Estuve recostada en mi cama, durante 30 minutos con los pies descalzos, las medias veladas me daban la sensación de amarre que me excitaba todavía más, luego supe que era el momento de dar el siguiente paso, con miedo me levante el hábito hasta las rodillas, luego y de un impulso, hasta arriba de mi pelvis, me sentía mojada, como si hubiera terminado  de orinar; con miedo bajé mi mano  y toqué mi pelvis , ahí fue cuando entendí que el líquido que mojaba la cama era a causa de mi excitación. Apreté los brazos, me sentía viva, tenía que hacerlo tal como lo hacían en las revistas que guardaba papá, con mis manos empecé a sentir todo mi cuerpo, de nuevo bajé por el ombligo y toqué mi vagina, la recorrí en círculos pero aleje la mano cuando me di cuenta que así no lo había visto en las imágenes, recordé que las mujeres en cada página siempre tenían algo en la mano, algo con forma fálica, mis dedos no me aportaban la suficiente seguridad… pero no había nada que pudiera insertar dentro de mí.

Entonces lo vi, con las manos aún en mi pelvis alcé la cabeza y vi el crucifijo, con la mano que tenía libre lo bajé de un tirón y lo entendí, era perfecto. Supuse que una buena forma de hacerlo era mojar con saliva la madera, lo metí a la boca y empecé a recorrer torpemente toda la cruz con mi lengua, había algo en ver al Cristo de metal humedecido que me emocionaba más, recorriendo mi abdomen bajé con el crucifijo hasta mi vagina, con cierto temor hice presión en la madera contra mi cuerpo y entró, el dolor que sentí en ese momento fue indescriptible, me sentía partida en dos, pero estaba decidida a continuar.

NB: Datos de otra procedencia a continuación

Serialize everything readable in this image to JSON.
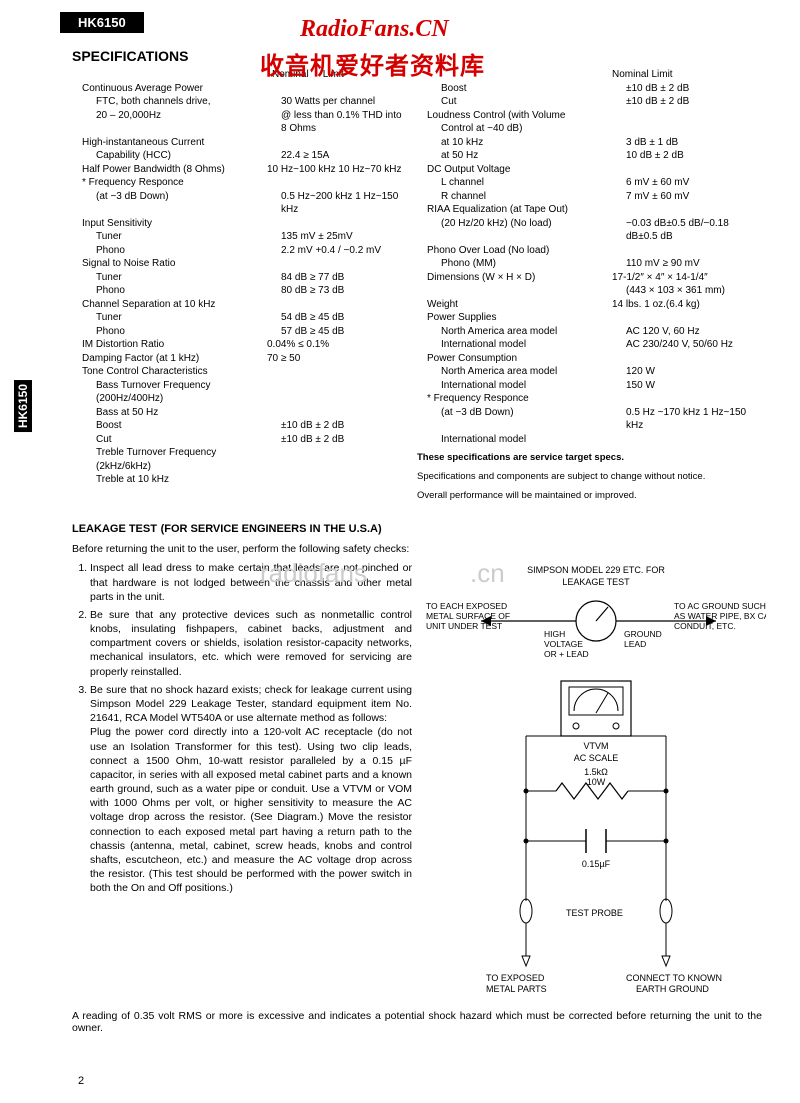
{
  "model": "HK6150",
  "side_model": "HK6150",
  "watermark": {
    "title": "RadioFans.CN",
    "subtitle": "收音机爱好者资料库"
  },
  "faint_watermarks": [
    "radiofans",
    ".cn"
  ],
  "section_specs": "SPECIFICATIONS",
  "spec_header": {
    "nom": "Nominal",
    "lim": "Limit"
  },
  "left_specs": [
    {
      "label": "Continuous Average Power",
      "val": ""
    },
    {
      "label": "FTC, both channels drive,",
      "val": "30 Watts per channel",
      "ind": true
    },
    {
      "label": "20 – 20,000Hz",
      "val": "@ less than 0.1% THD into",
      "ind": true
    },
    {
      "label": "",
      "val": "8 Ohms",
      "ind": true
    },
    {
      "label": "High-instantaneous Current",
      "val": ""
    },
    {
      "label": "Capability (HCC)",
      "val": "22.4 ≥ 15A",
      "ind": true
    },
    {
      "label": "Half Power Bandwidth (8 Ohms)",
      "val": "10 Hz~100 kHz 10 Hz~70 kHz"
    },
    {
      "label": "* Frequency Responce",
      "val": ""
    },
    {
      "label": "(at −3 dB Down)",
      "val": "0.5 Hz~200 kHz 1 Hz~150 kHz",
      "ind": true
    },
    {
      "label": "Input Sensitivity",
      "val": ""
    },
    {
      "label": "Tuner",
      "val": "135 mV ± 25mV",
      "ind": true
    },
    {
      "label": "Phono",
      "val": "2.2 mV +0.4 / −0.2 mV",
      "ind": true
    },
    {
      "label": "Signal to Noise Ratio",
      "val": ""
    },
    {
      "label": "Tuner",
      "val": "84 dB ≥ 77 dB",
      "ind": true
    },
    {
      "label": "Phono",
      "val": "80 dB ≥ 73 dB",
      "ind": true
    },
    {
      "label": "Channel Separation at 10 kHz",
      "val": ""
    },
    {
      "label": "Tuner",
      "val": "54 dB ≥ 45 dB",
      "ind": true
    },
    {
      "label": "Phono",
      "val": "57 dB ≥ 45 dB",
      "ind": true
    },
    {
      "label": "IM Distortion Ratio",
      "val": "0.04% ≤ 0.1%"
    },
    {
      "label": "Damping Factor (at 1 kHz)",
      "val": "70 ≥ 50"
    },
    {
      "label": "Tone Control Characteristics",
      "val": ""
    },
    {
      "label": "Bass Turnover Frequency",
      "val": "",
      "ind": true
    },
    {
      "label": "(200Hz/400Hz)",
      "val": "",
      "ind": true
    },
    {
      "label": "Bass at 50 Hz",
      "val": "",
      "ind": true
    },
    {
      "label": "Boost",
      "val": "±10 dB ± 2 dB",
      "ind": true
    },
    {
      "label": "Cut",
      "val": "±10 dB ± 2 dB",
      "ind": true
    },
    {
      "label": "Treble Turnover Frequency",
      "val": "",
      "ind": true
    },
    {
      "label": "(2kHz/6kHz)",
      "val": "",
      "ind": true
    },
    {
      "label": "Treble at 10 kHz",
      "val": "",
      "ind": true
    }
  ],
  "right_specs": [
    {
      "label": "",
      "val": "Nominal    Limit"
    },
    {
      "label": "Boost",
      "val": "±10 dB ± 2 dB",
      "ind": true
    },
    {
      "label": "Cut",
      "val": "±10 dB ± 2 dB",
      "ind": true
    },
    {
      "label": "Loudness Control (with Volume",
      "val": ""
    },
    {
      "label": "Control at −40 dB)",
      "val": "",
      "ind": true
    },
    {
      "label": "at 10 kHz",
      "val": "3 dB ± 1 dB",
      "ind": true
    },
    {
      "label": "at 50 Hz",
      "val": "10 dB ± 2 dB",
      "ind": true
    },
    {
      "label": "DC Output Voltage",
      "val": ""
    },
    {
      "label": "L channel",
      "val": "6 mV ± 60 mV",
      "ind": true
    },
    {
      "label": "R channel",
      "val": "7 mV ± 60 mV",
      "ind": true
    },
    {
      "label": "RIAA Equalization (at Tape Out)",
      "val": ""
    },
    {
      "label": "(20 Hz/20 kHz) (No load)",
      "val": "−0.03 dB±0.5 dB/−0.18 dB±0.5 dB",
      "ind": true
    },
    {
      "label": "Phono Over Load (No load)",
      "val": ""
    },
    {
      "label": "Phono (MM)",
      "val": "110 mV ≥ 90 mV",
      "ind": true
    },
    {
      "label": "Dimensions (W × H × D)",
      "val": "17-1/2″ × 4″ × 14-1/4″"
    },
    {
      "label": "",
      "val": "(443 × 103 × 361 mm)",
      "ind": true
    },
    {
      "label": "Weight",
      "val": "14 lbs. 1 oz.(6.4 kg)"
    },
    {
      "label": "Power Supplies",
      "val": ""
    },
    {
      "label": "North America area model",
      "val": "AC 120 V, 60 Hz",
      "ind": true
    },
    {
      "label": "International model",
      "val": "AC 230/240 V, 50/60 Hz",
      "ind": true
    },
    {
      "label": "Power Consumption",
      "val": ""
    },
    {
      "label": "North America area model",
      "val": "120 W",
      "ind": true
    },
    {
      "label": "International model",
      "val": "150 W",
      "ind": true
    },
    {
      "label": "",
      "val": ""
    },
    {
      "label": "* Frequency Responce",
      "val": ""
    },
    {
      "label": "(at −3 dB Down)",
      "val": "0.5 Hz ~170 kHz 1 Hz~150 kHz",
      "ind": true
    },
    {
      "label": "International model",
      "val": "",
      "ind": true
    }
  ],
  "spec_footnotes": [
    "These specifications are service target specs.",
    "Specifications and components are subject to change without notice.",
    "Overall performance will be maintained or improved."
  ],
  "leakage": {
    "title": "LEAKAGE TEST",
    "title_paren": "(FOR SERVICE ENGINEERS IN THE U.S.A)",
    "intro": "Before returning the unit to the user, perform the following safety checks:",
    "items": [
      "Inspect all lead dress to make certain that leads are not pinched or that hardware is not lodged between the chassis and other metal parts in the unit.",
      "Be sure that any protective devices such as nonmetallic control knobs, insulating fishpapers, cabinet backs, adjustment and compartment covers or shields, isolation resistor-capacity networks, mechanical insulators, etc. which were removed for servicing are properly reinstalled.",
      "Be sure that no shock hazard exists; check for leakage current using Simpson Model 229 Leakage Tester, standard equipment item No. 21641, RCA Model WT540A or use alternate method as follows:"
    ],
    "item3_detail": "Plug the power cord directly into a 120-volt AC receptacle (do not use an Isolation Transformer for this test). Using two clip leads, connect a 1500 Ohm, 10-watt resistor paralleled by a 0.15 µF capacitor, in series with all exposed metal cabinet parts and a known earth ground, such as a water pipe or conduit. Use a VTVM or VOM with 1000 Ohms per volt, or higher sensitivity to measure the AC voltage drop across the resistor. (See Diagram.) Move the resistor connection to each exposed metal part having a return path to the chassis (antenna, metal, cabinet, screw heads, knobs and control shafts, escutcheon, etc.) and measure the AC voltage drop across the resistor. (This test should be performed with the power switch in both the On and Off positions.)",
    "closing": "A reading of 0.35 volt RMS or more is excessive and indicates a potential shock hazard which must be corrected before returning the unit to the owner."
  },
  "diagram": {
    "topline1": "SIMPSON MODEL 229 ETC. FOR",
    "topline2": "LEAKAGE TEST",
    "left_label1": "TO EACH EXPOSED",
    "left_label2": "METAL SURFACE OF",
    "left_label3": "UNIT UNDER TEST",
    "mid_left1": "HIGH",
    "mid_left2": "VOLTAGE",
    "mid_left3": "OR + LEAD",
    "mid_right1": "GROUND",
    "mid_right2": "LEAD",
    "right_label1": "TO AC GROUND SUCH",
    "right_label2": "AS WATER PIPE, BX CABLE,",
    "right_label3": "CONDUIT, ETC.",
    "vtvm1": "VTVM",
    "vtvm2": "AC SCALE",
    "resistor1": "1.5kΩ",
    "resistor2": "10W",
    "cap": "0.15µF",
    "probe": "TEST PROBE",
    "bottom_left1": "TO EXPOSED",
    "bottom_left2": "METAL PARTS",
    "bottom_right1": "CONNECT TO KNOWN",
    "bottom_right2": "EARTH GROUND"
  },
  "page_number": "2",
  "colors": {
    "red": "#d40000",
    "black": "#000000"
  }
}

Empecé por reflejo a mover la cruz de adentro hacia afuera, los bordes cuadrados me lastimaban, pero al cabo de un tiempo sentí lo que tanto quería sentir, placer. No recuerdo el resto de la experiencia muy bien, fue algo extra corporal, incluso había sangre. Pero no tenía miedo; ya no más, en un punto cada uno de mis músculos se contrajo haciéndome expulsar un líquido a chorros que salpico todas mis piernas y manos. Al terminar, me vestí y luego dejé el crucifijo ensangrentado en la cama y salí a la calle, ya no era la misma de antes, era la mujer que siempre quise ser. Continúe pidiendo donaciones en las universidades hasta que acabó el año, el resto es historia. A veces incluso no me fajo el busto.  Tengo 60 años, pero estoy más viva que nunca.